Que llegue a los colegios, a las universidades, a los clubes de lectura, a las bibliotecas y a esas conversaciones que empiezan cuando alguien recomienda un libro. Que deje de ser una escritora de culto para unos pocos y pueda ocupar el lugar que merece en la conversación literaria colombiana. Que sus libros sean reeditados, investigados, enseñados, discutidos y, sobre todo, leídos. A eso le llamo justicia literaria.

Porque hacer justicia literaria es poner a Marvel Moreno cerca a los lectores y lectoras. Es permitirle entrar a la conversación literaria con la misma libertad con la que hemos leído a tantos hombres de su generación. Hacerle justicia es darle el derecho a ser una escritora completa, contradictoria, brillante, incómoda, discutible y viva.

Marvel murió en París en 1995 sin conocer buena parte del reconocimiento que su obra alcanzaría después. Su última novela, El tiempo de las amazonas, escrita entre 1990 y 1994, tuvo que esperar hasta 2020 para ser publicada. Sus libros conocieron el silencio, la censura, la dificultad y el olvido. Y, sin embargo, aquí estamos. Leyéndola. Volviendo a ella. Preguntándonos por sus mujeres, por sus deseos, por sus contradicciones, por Barranquilla, por la libertad.

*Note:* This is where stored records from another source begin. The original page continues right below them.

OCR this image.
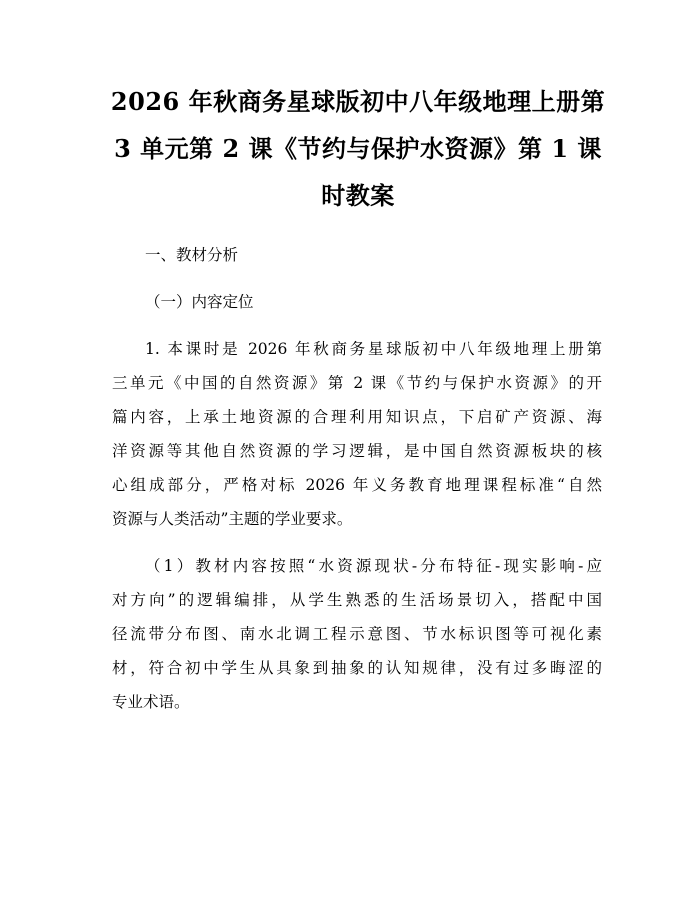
2026 年秋商务星球版初中八年级地理上册第
3 单元第 2 课《节约与保护水资源》第 1 课
时教案
一、教材分析
（一）内容定位
1. 本课时是 2026 年秋商务星球版初中八年级地理上册第
三单元《中国的自然资源》第 2 课《节约与保护水资源》的开
篇内容，上承土地资源的合理利用知识点，下启矿产资源、海
洋资源等其他自然资源的学习逻辑，是中国自然资源板块的核
心组成部分，严格对标 2026 年义务教育地理课程标准“自然
资源与人类活动”主题的学业要求。
（1）教材内容按照“水资源现状-分布特征-现实影响-应
对方向”的逻辑编排，从学生熟悉的生活场景切入，搭配中国
径流带分布图、南水北调工程示意图、节水标识图等可视化素
材，符合初中学生从具象到抽象的认知规律，没有过多晦涩的
专业术语。
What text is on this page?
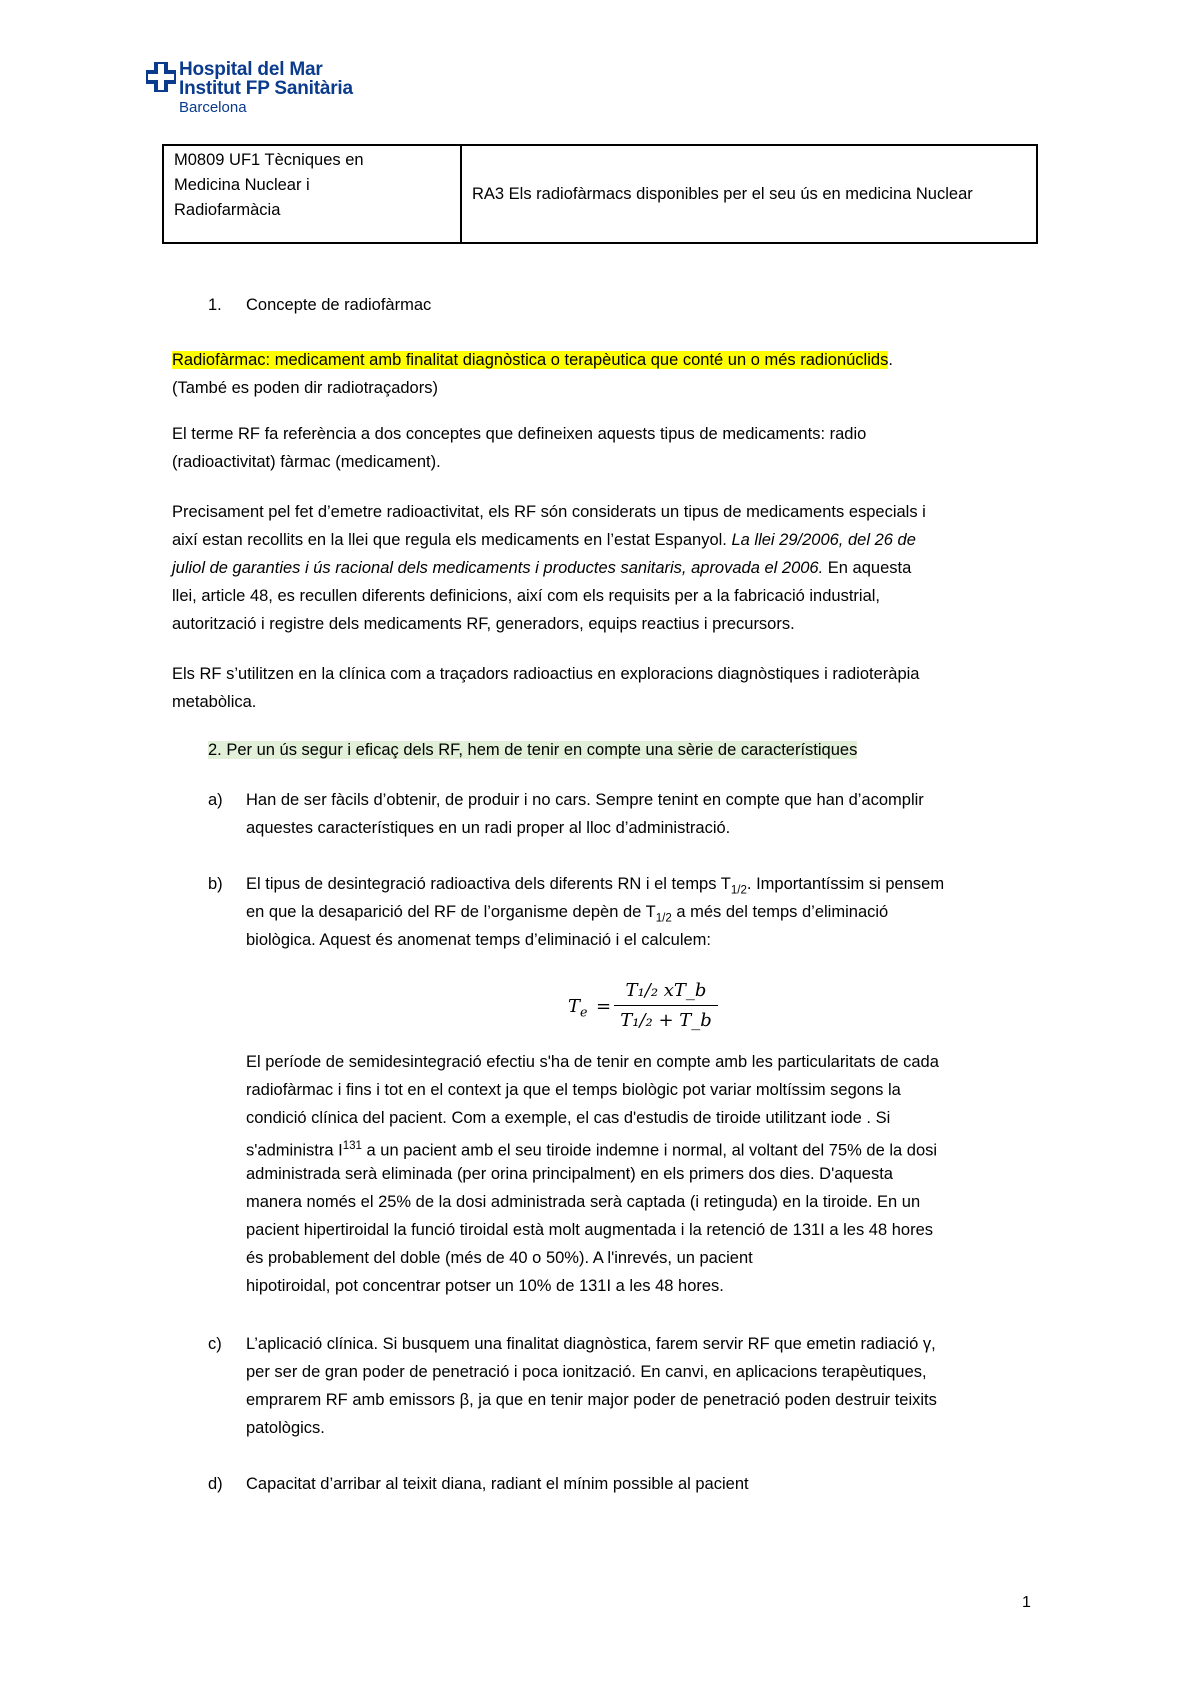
Hospital del Mar
Institut FP Sanitària
Barcelona
M0809 UF1 Tècniques en
Medicina Nuclear i
Radiofarmàcia
RA3 Els radiofàrmacs disponibles per el seu ús en medicina Nuclear
1. Concepte de radiofàrmac
Radiofàrmac: medicament amb finalitat diagnòstica o terapèutica que conté un o més radionúclids.
(També es poden dir radiotraçadors)
El terme RF fa referència a dos conceptes que defineixen aquests tipus de medicaments: radio
(radioactivitat) fàrmac (medicament).
Precisament pel fet d’emetre radioactivitat, els RF són considerats un tipus de medicaments especials i
així estan recollits en la llei que regula els medicaments en l’estat Espanyol. La llei 29/2006, del 26 de
juliol de garanties i ús racional dels medicaments i productes sanitaris, aprovada el 2006. En aquesta
llei, article 48, es recullen diferents definicions, així com els requisits per a la fabricació industrial,
autorització i registre dels medicaments RF, generadors, equips reactius i precursors.
Els RF s’utilitzen en la clínica com a traçadors radioactius en exploracions diagnòstiques i radioteràpia
metabòlica.
2. Per un ús segur i eficaç dels RF, hem de tenir en compte una sèrie de característiques
a)	Han de ser fàcils d’obtenir, de produir i no cars. Sempre tenint en compte que han d’acomplir
aquestes característiques en un radi proper al lloc d’administració.
b)	El tipus de desintegració radioactiva dels diferents RN i el temps $T_{1/2}$. Importantíssim si pensem
en que la desaparició del RF de l’organisme depèn de $T_{1/2}$ a més del temps d’eliminació
biològica. Aquest és anomenat temps d’eliminació i el calculem:
$T_e = \frac{\text{T₁/₂ xT\_b}}{\text{T₁/₂ + T\_b}}$
El període de semidesintegració efectiu s'ha de tenir en compte amb les particularitats de cada
radiofàrmac i fins i tot en el context ja que el temps biològic pot variar moltíssim segons la
condició clínica del pacient. Com a exemple, el cas d'estudis de tiroide utilitzant iode . Si
s'administra $I^{131}$ a un pacient amb el seu tiroide indemne i normal, al voltant del 75% de la dosi
administrada serà eliminada (per orina principalment) en els primers dos dies. D'aquesta
manera només el 25% de la dosi administrada serà captada (i retinguda) en la tiroide. En un
pacient hipertiroidal la funció tiroidal està molt augmentada i la retenció de 131I a les 48 hores
és probablement del doble (més de 40 o 50%). A l'inrevés, un pacient
hipotiroidal, pot concentrar potser un 10% de 131I a les 48 hores.
c)	L’aplicació clínica. Si busquem una finalitat diagnòstica, farem servir RF que emetin radiació γ,
per ser de gran poder de penetració i poca ionització. En canvi, en aplicacions terapèutiques,
emprarem RF amb emissors β, ja que en tenir major poder de penetració poden destruir teixits
patològics.
d)	Capacitat d’arribar al teixit diana, radiant el mínim possible al pacient
1
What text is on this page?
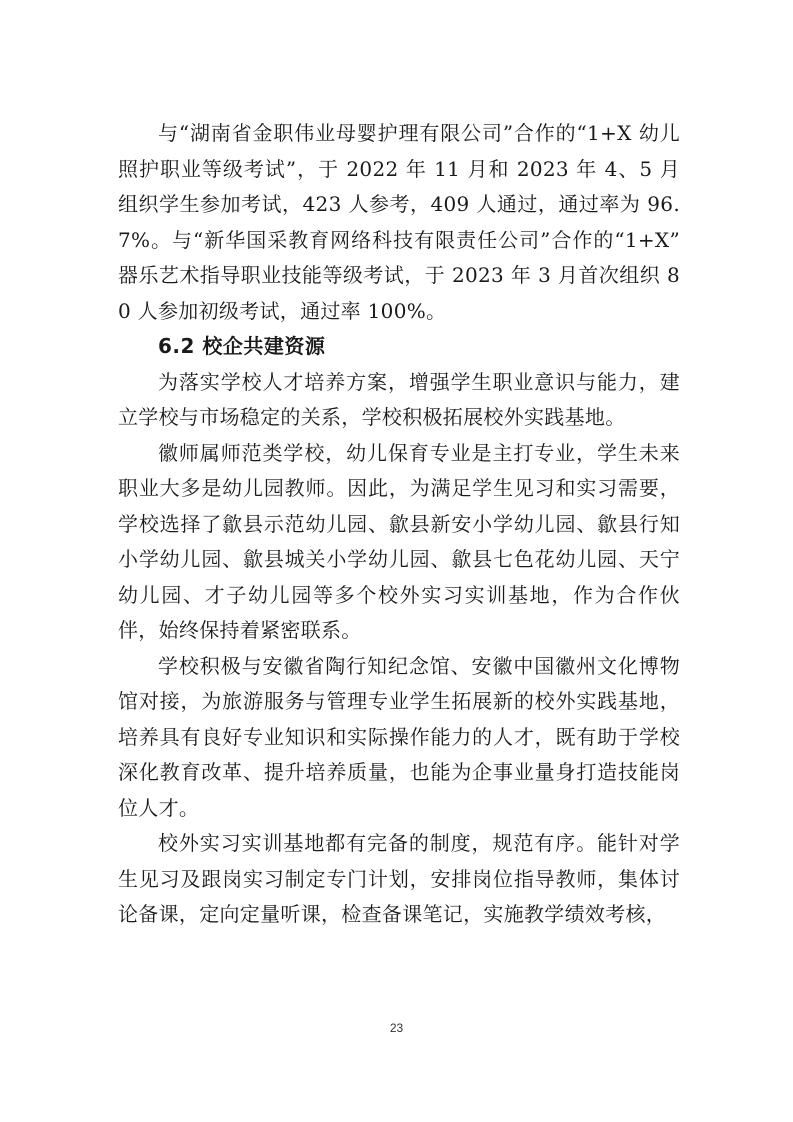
与“湖南省金职伟业母婴护理有限公司”合作的“1+X 幼儿照护职业等级考试”，于 2022 年 11 月和 2023 年 4、5 月组织学生参加考试，423 人参考，409 人通过，通过率为 96.7%。与“新华国采教育网络科技有限责任公司”合作的“1+X” 器乐艺术指导职业技能等级考试，于 2023 年 3 月首次组织 80 人参加初级考试，通过率 100%。

6.2 校企共建资源

为落实学校人才培养方案，增强学生职业意识与能力，建立学校与市场稳定的关系，学校积极拓展校外实践基地。

徽师属师范类学校，幼儿保育专业是主打专业，学生未来职业大多是幼儿园教师。因此，为满足学生见习和实习需要，学校选择了歙县示范幼儿园、歙县新安小学幼儿园、歙县行知小学幼儿园、歙县城关小学幼儿园、歙县七色花幼儿园、天宁幼儿园、才子幼儿园等多个校外实习实训基地，作为合作伙伴，始终保持着紧密联系。

学校积极与安徽省陶行知纪念馆、安徽中国徽州文化博物馆对接，为旅游服务与管理专业学生拓展新的校外实践基地，培养具有良好专业知识和实际操作能力的人才，既有助于学校深化教育改革、提升培养质量，也能为企事业量身打造技能岗位人才。

校外实习实训基地都有完备的制度，规范有序。能针对学生见习及跟岗实习制定专门计划，安排岗位指导教师，集体讨论备课，定向定量听课，检查备课笔记，实施教学绩效考核，

23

Yo cada vez estoy más convencida de que una de las mejores formas de querer a una escritora es no dejar que otros hablen por ella. Leerla y releerla; cuidar sus libros, discutirlos y hacer que lleguen a más personas para que sus lectores encuentren en Marvel lo que necesiten encontrar. En mi caso, encontré a una mujer que hizo de la literatura una manera de pensar la libertad. Una escritora que consiguió escribir sobre las mujeres sin reducirlas a víctimas ni convertirlas en heroínas perfectas, sino dejándolas ser contradictorias, deseantes, inteligentes, incómodas, libres. Por eso sigo volviendo a Marvel Moreno. Leerla ha sido, para mí, una forma específica de vivir.

Y hacerle justicia literaria es darle el lugar que merece en la historia de la literatura.

1 “Escritora maldita” alude a una trayectoria marcada por la disidencia y por las dificultades de censura, publicación, circulación y reconocimiento que atravesó su obra.